Тем временем преемник Гучкова на посту военного министра явно надеялся оседлать настроения тыла. В этом он надеялся на помощь социалистов всех стран и направлений. По России разъезжала делегация французских социалистов во главе с Альбером Тома. 7–9 (20–22) мая его шумно приветствовала Москва. Тома встречался с городскими властями, представителями Земгора и ВПК, посетил местный совет солдатских депутатов, собрание офицеров, митинг-концерт в Большом театре, устроенный Бундом. Везде его ждали самые бурные и самые дружественные встречи53. Настроения в поддержку нового Временного правительства были сильными и, как могло показаться, достаточно устойчивыми. Мобилизовать эмоции и направить их в необходимое для себя русло – вот та задача, которую ставил перед собой Керенский.

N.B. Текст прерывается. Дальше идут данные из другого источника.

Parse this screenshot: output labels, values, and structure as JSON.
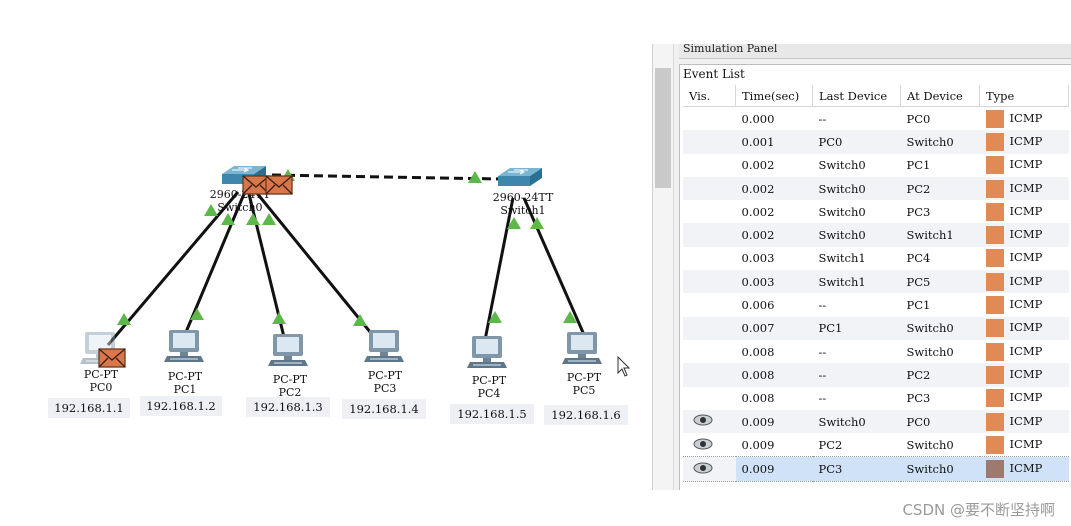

Ему, очевидно, казалось, что он может рассчитывать на достижение этой цели. Керенский был высококлассным демагогом, так и не сумевшим понять разницу между думской аудиторией и страной. 9 (22) мая 1917 г. новый военный и морской министр посетил Гельсингфорс, где посетил ряд судов и частей, встретился с представителями флота и адмиралом Максимовым. Керенского бурно приветствовали. Под бурные аплодисменты он сообщил, что если ранее он был единственным представителем демократии в правительстве, то теперь их количество значительно возросло. Понятие «демократ» и «социалист» были уже тождественны. Керенский продолжал: «Товарищи, оставаясь социалистом, я взял на себя обязанности военного и морского министра. Взял, потому что в настоящее время борьба на фронте – это та же самая революционная борьба»54.
«Я теперь спокоен, – говорил министр. – Мы увидели русский народ. Русская демократия и все, кто с ней, могут спокойно смотреть в будущее, так как мы доказали, что созрели для гражданственности. При старом режиме русская демократия и русская свободная мысль была под каблуком самодержавия, но все это время мы жили интересами государства, болели и плакали кровавыми слезами о гибели страны. Мы спокойными рядами один за другим шли, если нужно было, на смерть, но мы знали также, что русский народ должен перейти от азиатского самодержавия в семью европейских народов. Мы сознательно тянули его туда. Сейчас, когда мы притянули его, мы хотим его дело укрепить, так как создаем не какой-нибудь английский или немецкий строй, а демократическую республику в полном смысле этого слова»55.